Those are the matters raised by me; we want to have monitoring of the ways in which the Government might proceed. It is similar to the position that was raised by the noble Lord, Lord Deben, just now. I am raising this because I want assurances and I hope to receive them from the Minister before deciding what to do. I beg to move.
My Lords, I start by apologising for arriving a moment after the noble Baroness had started speaking. I did not know what had happened to Amendment 13. I want to speak briefly in full support of the amendment from the noble Baroness, Lady Kennedy of The Shaws. I do not propose to rehearse all the arguments that we made at Committee at some length, but want to make four very brief points.
First, no one suggested in Committee, on behalf of the Government or anyone else, that the family law provisions contained in the European regulations Brussels I, IIa, the maintenance regulation and the arrangements for the enforcement of obligations and co-operation were not a considerable benefit to the citizens of the UK as well of other member states. Secondly, no one suggested that any benefit would flow from our not continuing to have those regulations applied in the United Kingdom. Thirdly, no one suggested that we could achieve reciprocal protections for UK citizens and citizens from other member states of the EU without negotiating for their continued protection. Fourthly and finally, all that could be said and was said by the Minister for the Government was that it was all a matter for the negotiations, but it would be possible to negotiate arrangements whereby we could continue to benefit from the regulations without accepting the role of the Court of Justice of the European Union in overseeing their implementation.

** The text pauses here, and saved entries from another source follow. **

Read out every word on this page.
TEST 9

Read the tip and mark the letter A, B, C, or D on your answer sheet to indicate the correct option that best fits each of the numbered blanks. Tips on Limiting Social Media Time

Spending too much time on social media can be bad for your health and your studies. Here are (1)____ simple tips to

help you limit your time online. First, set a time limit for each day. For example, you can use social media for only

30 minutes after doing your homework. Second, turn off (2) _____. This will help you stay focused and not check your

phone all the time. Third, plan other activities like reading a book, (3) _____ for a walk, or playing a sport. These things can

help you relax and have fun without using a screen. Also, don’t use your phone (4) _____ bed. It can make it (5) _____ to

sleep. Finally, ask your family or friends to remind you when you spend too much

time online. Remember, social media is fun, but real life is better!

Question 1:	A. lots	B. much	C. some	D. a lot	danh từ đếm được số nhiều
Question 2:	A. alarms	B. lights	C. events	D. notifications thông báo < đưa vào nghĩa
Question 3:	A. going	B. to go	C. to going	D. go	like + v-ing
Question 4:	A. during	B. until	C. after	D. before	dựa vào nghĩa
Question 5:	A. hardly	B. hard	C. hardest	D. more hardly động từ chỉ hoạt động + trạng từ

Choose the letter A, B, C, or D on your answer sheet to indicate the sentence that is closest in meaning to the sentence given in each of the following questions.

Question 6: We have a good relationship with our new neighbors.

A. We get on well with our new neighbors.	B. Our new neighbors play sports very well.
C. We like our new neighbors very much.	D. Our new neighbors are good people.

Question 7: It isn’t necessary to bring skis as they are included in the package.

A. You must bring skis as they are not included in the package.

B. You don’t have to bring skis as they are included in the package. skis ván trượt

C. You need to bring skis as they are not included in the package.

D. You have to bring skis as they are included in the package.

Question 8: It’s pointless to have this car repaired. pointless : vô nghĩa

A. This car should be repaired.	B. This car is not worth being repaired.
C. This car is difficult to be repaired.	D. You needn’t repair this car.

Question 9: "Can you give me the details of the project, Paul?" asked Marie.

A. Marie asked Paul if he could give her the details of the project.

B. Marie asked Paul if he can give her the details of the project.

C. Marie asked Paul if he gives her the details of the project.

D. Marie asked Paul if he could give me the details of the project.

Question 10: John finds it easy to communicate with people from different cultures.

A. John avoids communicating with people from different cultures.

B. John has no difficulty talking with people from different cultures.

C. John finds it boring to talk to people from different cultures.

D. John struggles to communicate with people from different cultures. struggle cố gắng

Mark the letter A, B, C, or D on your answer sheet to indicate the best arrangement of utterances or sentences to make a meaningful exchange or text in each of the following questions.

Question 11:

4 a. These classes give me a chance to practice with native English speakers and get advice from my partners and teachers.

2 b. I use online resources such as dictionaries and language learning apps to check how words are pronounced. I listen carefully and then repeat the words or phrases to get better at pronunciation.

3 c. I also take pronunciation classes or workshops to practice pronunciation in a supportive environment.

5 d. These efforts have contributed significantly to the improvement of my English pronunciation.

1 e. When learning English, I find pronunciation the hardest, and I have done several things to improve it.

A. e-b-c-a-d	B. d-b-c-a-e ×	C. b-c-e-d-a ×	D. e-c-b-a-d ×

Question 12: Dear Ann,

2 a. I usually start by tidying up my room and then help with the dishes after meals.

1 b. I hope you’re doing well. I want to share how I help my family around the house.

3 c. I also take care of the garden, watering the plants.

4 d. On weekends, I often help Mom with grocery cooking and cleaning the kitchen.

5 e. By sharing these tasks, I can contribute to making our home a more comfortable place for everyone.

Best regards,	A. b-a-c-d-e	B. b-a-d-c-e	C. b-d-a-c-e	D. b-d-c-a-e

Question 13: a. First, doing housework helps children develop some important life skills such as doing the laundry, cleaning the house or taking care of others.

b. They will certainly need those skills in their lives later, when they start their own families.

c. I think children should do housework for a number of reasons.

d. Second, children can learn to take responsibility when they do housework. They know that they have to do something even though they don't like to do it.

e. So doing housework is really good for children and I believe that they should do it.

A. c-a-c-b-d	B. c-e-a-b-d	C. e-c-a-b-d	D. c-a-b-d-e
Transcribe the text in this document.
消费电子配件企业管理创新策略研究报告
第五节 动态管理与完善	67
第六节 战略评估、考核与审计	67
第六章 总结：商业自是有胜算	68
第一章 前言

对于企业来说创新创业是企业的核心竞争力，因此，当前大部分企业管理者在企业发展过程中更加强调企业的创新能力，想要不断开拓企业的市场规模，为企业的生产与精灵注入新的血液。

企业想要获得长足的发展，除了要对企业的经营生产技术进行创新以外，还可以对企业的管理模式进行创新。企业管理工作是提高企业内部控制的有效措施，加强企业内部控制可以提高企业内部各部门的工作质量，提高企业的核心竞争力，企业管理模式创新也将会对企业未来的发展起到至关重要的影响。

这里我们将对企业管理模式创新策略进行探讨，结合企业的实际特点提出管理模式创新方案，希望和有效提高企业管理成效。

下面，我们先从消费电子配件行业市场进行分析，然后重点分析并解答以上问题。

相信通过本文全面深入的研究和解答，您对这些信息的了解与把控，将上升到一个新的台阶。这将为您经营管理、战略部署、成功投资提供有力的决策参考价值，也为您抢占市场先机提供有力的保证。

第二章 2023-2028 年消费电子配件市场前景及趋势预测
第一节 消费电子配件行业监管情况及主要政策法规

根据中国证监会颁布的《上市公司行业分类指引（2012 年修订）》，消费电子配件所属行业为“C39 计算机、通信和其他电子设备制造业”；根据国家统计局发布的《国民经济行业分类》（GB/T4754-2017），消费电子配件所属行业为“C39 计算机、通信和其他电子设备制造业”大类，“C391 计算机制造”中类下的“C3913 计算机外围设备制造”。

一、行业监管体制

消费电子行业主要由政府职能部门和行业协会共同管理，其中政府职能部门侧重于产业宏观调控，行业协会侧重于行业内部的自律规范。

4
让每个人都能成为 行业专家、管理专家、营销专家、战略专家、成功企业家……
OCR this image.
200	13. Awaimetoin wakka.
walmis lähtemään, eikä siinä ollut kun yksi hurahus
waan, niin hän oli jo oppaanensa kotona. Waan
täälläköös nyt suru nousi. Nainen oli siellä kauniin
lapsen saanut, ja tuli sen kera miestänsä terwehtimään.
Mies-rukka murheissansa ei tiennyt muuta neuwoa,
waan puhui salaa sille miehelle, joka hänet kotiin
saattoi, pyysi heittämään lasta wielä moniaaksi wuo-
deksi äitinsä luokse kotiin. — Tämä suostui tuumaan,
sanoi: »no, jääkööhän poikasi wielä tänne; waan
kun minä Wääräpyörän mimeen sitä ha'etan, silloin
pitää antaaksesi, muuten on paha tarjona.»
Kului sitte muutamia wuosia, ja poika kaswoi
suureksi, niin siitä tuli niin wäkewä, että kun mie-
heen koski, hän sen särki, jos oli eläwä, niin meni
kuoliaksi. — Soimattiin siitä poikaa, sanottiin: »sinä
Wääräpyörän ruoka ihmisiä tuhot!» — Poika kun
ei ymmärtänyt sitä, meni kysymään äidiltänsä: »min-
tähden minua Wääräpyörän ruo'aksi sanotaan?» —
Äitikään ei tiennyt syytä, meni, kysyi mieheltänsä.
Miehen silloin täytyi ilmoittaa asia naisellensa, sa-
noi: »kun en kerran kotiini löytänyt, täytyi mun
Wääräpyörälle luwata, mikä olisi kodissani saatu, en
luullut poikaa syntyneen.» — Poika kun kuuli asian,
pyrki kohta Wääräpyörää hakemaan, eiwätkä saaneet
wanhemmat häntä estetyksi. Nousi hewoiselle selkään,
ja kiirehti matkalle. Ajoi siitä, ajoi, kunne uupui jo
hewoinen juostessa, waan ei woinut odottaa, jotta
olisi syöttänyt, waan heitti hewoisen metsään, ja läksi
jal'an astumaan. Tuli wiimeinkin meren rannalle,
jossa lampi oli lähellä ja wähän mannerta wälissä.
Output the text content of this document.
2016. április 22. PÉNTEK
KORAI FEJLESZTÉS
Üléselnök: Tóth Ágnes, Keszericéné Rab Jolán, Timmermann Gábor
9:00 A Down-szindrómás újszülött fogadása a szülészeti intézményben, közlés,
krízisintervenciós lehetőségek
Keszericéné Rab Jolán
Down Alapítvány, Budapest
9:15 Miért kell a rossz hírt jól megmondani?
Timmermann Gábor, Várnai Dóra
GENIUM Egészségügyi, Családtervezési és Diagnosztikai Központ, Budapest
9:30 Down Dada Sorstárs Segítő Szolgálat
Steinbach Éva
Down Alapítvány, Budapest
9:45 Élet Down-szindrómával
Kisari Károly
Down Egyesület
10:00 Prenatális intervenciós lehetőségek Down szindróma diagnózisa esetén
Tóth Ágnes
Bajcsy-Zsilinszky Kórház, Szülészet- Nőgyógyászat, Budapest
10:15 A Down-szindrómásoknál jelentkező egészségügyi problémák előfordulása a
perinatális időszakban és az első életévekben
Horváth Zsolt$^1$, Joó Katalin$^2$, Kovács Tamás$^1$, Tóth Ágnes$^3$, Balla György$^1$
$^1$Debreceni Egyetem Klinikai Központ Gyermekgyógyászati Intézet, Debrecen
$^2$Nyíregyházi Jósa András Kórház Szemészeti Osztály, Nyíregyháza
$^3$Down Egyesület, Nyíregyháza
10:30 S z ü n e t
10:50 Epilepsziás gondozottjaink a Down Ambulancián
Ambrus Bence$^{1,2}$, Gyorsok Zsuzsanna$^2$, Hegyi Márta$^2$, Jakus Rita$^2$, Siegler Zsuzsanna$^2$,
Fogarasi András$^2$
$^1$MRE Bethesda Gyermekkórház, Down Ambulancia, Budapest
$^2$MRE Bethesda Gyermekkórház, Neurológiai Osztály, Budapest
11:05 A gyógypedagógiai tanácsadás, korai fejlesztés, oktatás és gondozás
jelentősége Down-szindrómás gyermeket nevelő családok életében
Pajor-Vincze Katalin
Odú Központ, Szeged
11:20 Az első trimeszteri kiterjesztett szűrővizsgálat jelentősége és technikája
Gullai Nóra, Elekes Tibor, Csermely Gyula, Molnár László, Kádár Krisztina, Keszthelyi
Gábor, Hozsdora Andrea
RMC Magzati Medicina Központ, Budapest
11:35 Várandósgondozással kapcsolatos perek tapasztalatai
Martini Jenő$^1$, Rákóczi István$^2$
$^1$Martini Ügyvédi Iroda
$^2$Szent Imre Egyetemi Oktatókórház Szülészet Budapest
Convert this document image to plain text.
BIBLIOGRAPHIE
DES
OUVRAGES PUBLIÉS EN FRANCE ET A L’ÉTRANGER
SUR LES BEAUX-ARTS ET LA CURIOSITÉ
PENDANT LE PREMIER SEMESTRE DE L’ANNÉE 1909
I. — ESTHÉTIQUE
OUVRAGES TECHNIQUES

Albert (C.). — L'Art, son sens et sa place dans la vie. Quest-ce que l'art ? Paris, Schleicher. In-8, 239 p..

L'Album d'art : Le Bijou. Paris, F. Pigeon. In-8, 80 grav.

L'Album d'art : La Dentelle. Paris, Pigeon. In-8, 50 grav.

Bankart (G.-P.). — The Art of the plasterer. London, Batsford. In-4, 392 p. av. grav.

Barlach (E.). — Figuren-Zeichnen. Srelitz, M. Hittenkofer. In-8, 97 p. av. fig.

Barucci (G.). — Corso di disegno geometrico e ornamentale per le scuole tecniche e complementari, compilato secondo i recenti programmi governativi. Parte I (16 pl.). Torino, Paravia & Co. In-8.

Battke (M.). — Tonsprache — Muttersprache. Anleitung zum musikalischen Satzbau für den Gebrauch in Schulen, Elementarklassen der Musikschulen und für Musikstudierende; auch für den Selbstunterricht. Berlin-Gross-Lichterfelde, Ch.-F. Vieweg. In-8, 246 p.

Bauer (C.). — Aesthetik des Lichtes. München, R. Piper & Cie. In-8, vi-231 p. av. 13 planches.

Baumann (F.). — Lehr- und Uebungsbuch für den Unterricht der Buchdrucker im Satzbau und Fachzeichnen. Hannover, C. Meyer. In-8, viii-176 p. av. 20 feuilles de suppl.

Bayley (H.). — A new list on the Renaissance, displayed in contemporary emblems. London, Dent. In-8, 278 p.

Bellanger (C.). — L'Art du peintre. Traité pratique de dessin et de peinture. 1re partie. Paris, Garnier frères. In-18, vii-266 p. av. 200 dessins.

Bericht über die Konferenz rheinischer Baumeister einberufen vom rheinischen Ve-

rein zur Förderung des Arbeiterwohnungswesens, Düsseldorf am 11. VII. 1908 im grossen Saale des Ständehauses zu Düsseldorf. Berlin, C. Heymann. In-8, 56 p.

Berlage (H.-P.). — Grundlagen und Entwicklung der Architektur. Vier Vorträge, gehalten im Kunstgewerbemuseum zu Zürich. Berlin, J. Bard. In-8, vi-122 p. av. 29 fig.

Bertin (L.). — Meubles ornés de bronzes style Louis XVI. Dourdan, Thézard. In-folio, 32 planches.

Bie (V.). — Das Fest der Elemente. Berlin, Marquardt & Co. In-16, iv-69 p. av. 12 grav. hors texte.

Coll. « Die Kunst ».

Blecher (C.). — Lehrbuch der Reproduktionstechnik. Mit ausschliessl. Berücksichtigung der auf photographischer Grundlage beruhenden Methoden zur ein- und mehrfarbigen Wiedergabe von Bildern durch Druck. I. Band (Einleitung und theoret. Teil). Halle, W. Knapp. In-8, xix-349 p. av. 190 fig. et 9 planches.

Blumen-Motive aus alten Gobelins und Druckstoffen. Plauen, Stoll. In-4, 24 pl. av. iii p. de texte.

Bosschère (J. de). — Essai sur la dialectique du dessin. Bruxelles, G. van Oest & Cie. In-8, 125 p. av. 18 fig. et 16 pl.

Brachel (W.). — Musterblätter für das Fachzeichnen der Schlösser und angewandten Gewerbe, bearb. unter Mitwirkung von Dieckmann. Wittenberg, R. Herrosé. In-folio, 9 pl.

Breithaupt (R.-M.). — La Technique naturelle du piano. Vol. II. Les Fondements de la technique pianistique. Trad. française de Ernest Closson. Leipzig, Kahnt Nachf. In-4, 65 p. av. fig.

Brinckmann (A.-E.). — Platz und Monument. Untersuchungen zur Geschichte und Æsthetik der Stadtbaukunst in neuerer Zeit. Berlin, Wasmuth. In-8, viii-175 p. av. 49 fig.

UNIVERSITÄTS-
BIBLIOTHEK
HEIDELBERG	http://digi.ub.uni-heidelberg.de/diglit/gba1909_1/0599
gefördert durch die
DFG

It is on that point that I take issue with the Government, because I ask why the EU 27 should agree to a set of arrangements affecting private law rights—these are disputes between citizens of different member states, by and large—whereby citizens of those other member states have obligations that are enforceable in their courts at the instance of citizens of the United Kingdom, while the United Kingdom could refuse to honour such obligations unless the courts of the United Kingdom approve their enforcement. In other words, a different set of rules could be said to apply to the UK from the rest of the Union.
The Government’s obsession—and I use the word without embarrassment—with the direct effect of CJEU decisions in cases involving treaty rights threatens to scupper the whole system of family law protections that is so important to our citizens, as well as to the citizens of other member states. The noble Lord said that it would be easy to negotiate other agreements for non-binding decisions. That, I suggest, is simply impossible to achieve. I do not see any difficulty with our accepting, in the case of private law rights between citizens, the binding nature of decisions of the Court of Justice of the European Union. That way, we could commit, and commit early, to continuing to have all the rights and benefits for all citizens bound by the regulations for the foreseeable future.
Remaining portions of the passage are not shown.